参照:お茶の水セルクリニック「幹細胞とは」https://ochacell.com/treatment-joint/

ヨーロッパではすでに、怪我の予防策としてもリーガ・エスパニョーラなど一部トップリーグで細胞治療が導入されている。オフシーズン中に選手の脂肪細胞を採取し、幹細胞へ培養して保存しておく。選手は培養された細胞を関節に投与し、ダメージが小さいうちに修復を行うことで大怪我を防ぐ仕組みだ。

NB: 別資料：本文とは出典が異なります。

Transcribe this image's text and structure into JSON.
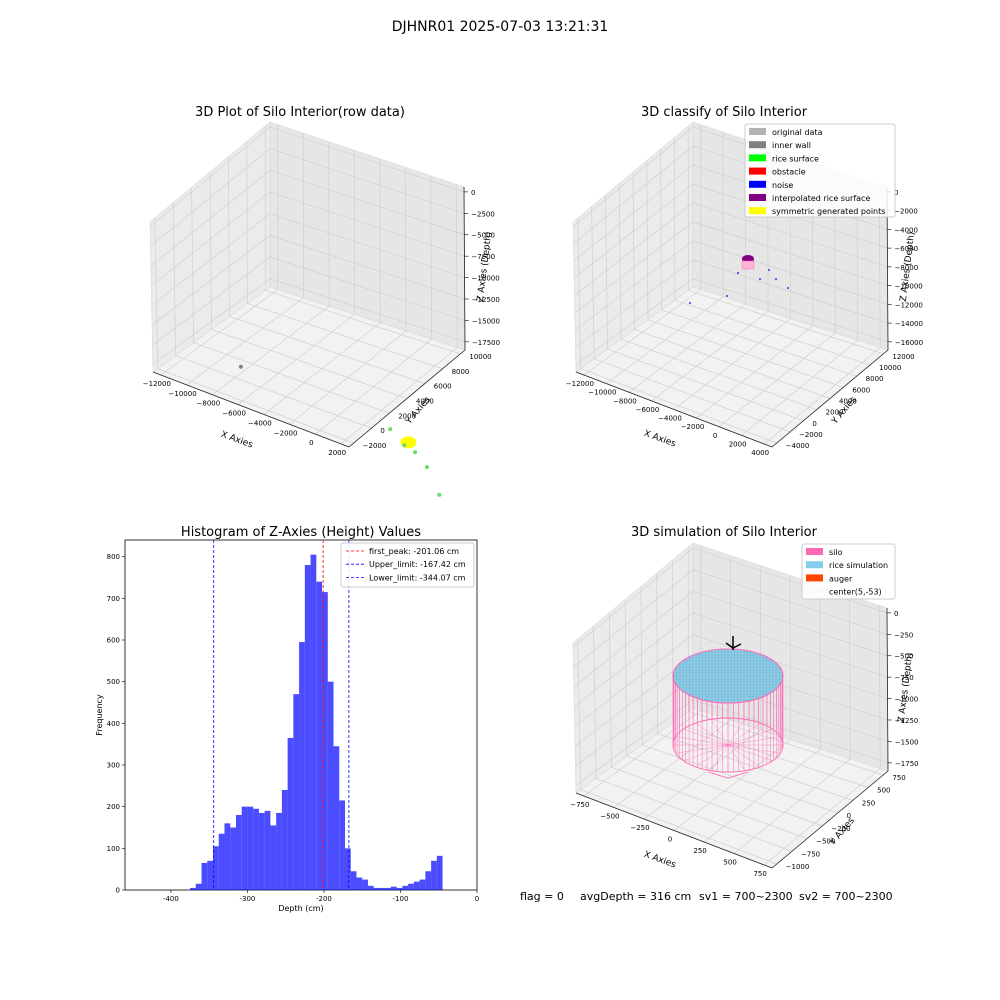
{
  "figure_title": "DJHNR01 2025-07-03 13:21:31",
  "footer": {
    "flag": "flag = 0",
    "avg_depth": "avgDepth = 316 cm",
    "sv1": "sv1 = 700~2300",
    "sv2": "sv2 = 700~2300"
  },
  "colors": {
    "original_data": "#b3b3b3",
    "inner_wall": "#808080",
    "rice_surface": "#00ff00",
    "obstacle": "#ff0000",
    "noise": "#0000ff",
    "interpolated": "#800080",
    "symmetric": "#ffff00",
    "hist_bar": "#0000ff",
    "peak_line": "#ff0000",
    "limit_line": "#0000ff",
    "silo": "#ff69b4",
    "rice_sim": "#87ceeb",
    "auger": "#ff4500"
  },
  "chart_data": [
    {
      "type": "scatter",
      "title": "3D Plot of Silo Interior(row data)",
      "xlabel": "X Axies",
      "ylabel": "Y Axies",
      "zlabel": "Z Axies (Depth)",
      "x_ticks": [
        "−12000",
        "−10000",
        "−8000",
        "−6000",
        "−4000",
        "−2000",
        "0",
        "2000"
      ],
      "y_ticks": [
        "−2000",
        "0",
        "2000",
        "4000",
        "6000",
        "8000",
        "10000"
      ],
      "z_ticks": [
        "0",
        "−2500",
        "−5000",
        "−7500",
        "−10000",
        "−12500",
        "−15000",
        "−17500"
      ],
      "points": [
        {
          "x": -500,
          "y": 300,
          "z": -9500,
          "cls": "symmetric"
        },
        {
          "x": 800,
          "y": 1500,
          "z": -11000,
          "cls": "rice_surface"
        },
        {
          "x": -1500,
          "y": 800,
          "z": -9000,
          "cls": "rice_surface"
        },
        {
          "x": 2000,
          "y": 2000,
          "z": -12500,
          "cls": "rice_surface"
        },
        {
          "x": -200,
          "y": 1200,
          "z": -10500,
          "cls": "rice_surface"
        },
        {
          "x": 500,
          "y": -1500,
          "z": -13500,
          "cls": "rice_surface"
        },
        {
          "x": -9000,
          "y": 6000,
          "z": -11000,
          "cls": "inner_wall"
        }
      ]
    },
    {
      "type": "scatter",
      "title": "3D classify of Silo Interior",
      "xlabel": "X Axies",
      "ylabel": "Y Axies",
      "zlabel": "Z Axies (Depth)",
      "x_ticks": [
        "−12000",
        "−10000",
        "−8000",
        "−6000",
        "−4000",
        "−2000",
        "0",
        "2000",
        "4000"
      ],
      "y_ticks": [
        "−4000",
        "−2000",
        "0",
        "2000",
        "4000",
        "6000",
        "8000",
        "10000",
        "12000"
      ],
      "z_ticks": [
        "0",
        "−2000",
        "−4000",
        "−6000",
        "−8000",
        "−10000",
        "−12000",
        "−14000",
        "−16000"
      ],
      "legend": [
        {
          "label": "original data",
          "cls": "original_data"
        },
        {
          "label": "inner wall",
          "cls": "inner_wall"
        },
        {
          "label": "rice surface",
          "cls": "rice_surface"
        },
        {
          "label": "obstacle",
          "cls": "obstacle"
        },
        {
          "label": "noise",
          "cls": "noise"
        },
        {
          "label": "interpolated rice surface",
          "cls": "interpolated"
        },
        {
          "label": "symmetric generated points",
          "cls": "symmetric"
        }
      ]
    },
    {
      "type": "bar",
      "title": "Histogram of Z-Axies (Height) Values",
      "xlabel": "Depth (cm)",
      "ylabel": "Frequency",
      "xlim": [
        -460,
        0
      ],
      "ylim": [
        0,
        840
      ],
      "x_ticks": [
        -400,
        -300,
        -200,
        -100,
        0
      ],
      "y_ticks": [
        0,
        100,
        200,
        300,
        400,
        500,
        600,
        700,
        800
      ],
      "bin_width": 7.5,
      "bins_start": [
        -375,
        -367.5,
        -360,
        -352.5,
        -345,
        -337.5,
        -330,
        -322.5,
        -315,
        -307.5,
        -300,
        -292.5,
        -285,
        -277.5,
        -270,
        -262.5,
        -255,
        -247.5,
        -240,
        -232.5,
        -225,
        -217.5,
        -210,
        -202.5,
        -195,
        -187.5,
        -180,
        -172.5,
        -165,
        -157.5,
        -150,
        -142.5,
        -135,
        -127.5,
        -120,
        -112.5,
        -105,
        -97.5,
        -90,
        -82.5,
        -75,
        -67.5,
        -60,
        -52.5,
        -45,
        -37.5,
        -30,
        -22.5
      ],
      "values": [
        5,
        15,
        65,
        70,
        105,
        135,
        160,
        150,
        180,
        200,
        200,
        195,
        185,
        190,
        155,
        185,
        240,
        365,
        470,
        595,
        780,
        805,
        740,
        715,
        500,
        345,
        215,
        100,
        45,
        30,
        25,
        10,
        5,
        5,
        5,
        8,
        5,
        10,
        15,
        20,
        25,
        45,
        70,
        82,
        0,
        0,
        0,
        0
      ],
      "lines": [
        {
          "label": "first_peak: -201.06 cm",
          "x": -201.06,
          "cls": "peak_line"
        },
        {
          "label": "Upper_limit: -167.42 cm",
          "x": -167.42,
          "cls": "limit_line"
        },
        {
          "label": "Lower_limit: -344.07 cm",
          "x": -344.07,
          "cls": "limit_line"
        }
      ]
    },
    {
      "type": "scatter",
      "title": "3D simulation of Silo Interior",
      "xlabel": "X Axies",
      "ylabel": "Y Axies",
      "zlabel": "Z Axies (Depth)",
      "x_ticks": [
        "−750",
        "−500",
        "−250",
        "0",
        "250",
        "500",
        "750"
      ],
      "y_ticks": [
        "−1000",
        "−750",
        "−500",
        "−250",
        "0",
        "250",
        "500",
        "750"
      ],
      "z_ticks": [
        "0",
        "−250",
        "−500",
        "−750",
        "−1000",
        "−1250",
        "−1500",
        "−1750"
      ],
      "legend": [
        {
          "label": "silo",
          "cls": "silo"
        },
        {
          "label": "rice simulation",
          "cls": "rice_sim"
        },
        {
          "label": "auger",
          "cls": "auger"
        },
        {
          "label": "center(5,-53)",
          "cls": ""
        }
      ]
    }
  ]
}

2018年にはレアル・マドリーのGKナバスが膝関節に細胞治療を施したことが報じられた。
参考:https://www.excite.co.jp/news/article/Gekisaka_259179-259179-fl/

2019年には元F1ドライバーのミハエル・シューマッハ氏が、細胞治療を受けるために仏パリの医療施設に入院していることが、フランスの大衆紙パリジャン(Le Parisien)で報じられた。
参考:https://headlines.yahoo.co.jp/hl?a=20190910-00000007-jij_afp-moto

「前十字靭帯は完全に切れてしまうと手術しか治療法がありませんが、少しでもつながっていれば幹細胞治療によって治る可能性があります。また、膝の関節のクッションとなる半月板は、すり減っていくことで痛みを生みますが、ここにも幹細胞を投与することで、すり減った半月板を修復できます。痛みを感じたら手遅れになる前に、早いタイミングでの受診をおすすめします」

トップスポーツの現場では未だ治療例は少ないものの、一般向けには「痛みを軽減する」、「日常生活を不自由なく送る」といった目的で、細胞治療は近年徐々に浸透してきている。しかし、どの治療法も即効性があるものではなく、細胞治療は投与後3ヶ月ほどのスパンで経過を観察していくという。スポーツを長く、途切れずに楽しみ続けるには、日頃の運動習慣と正しいフォームの習得という基礎の徹底が肝要だ。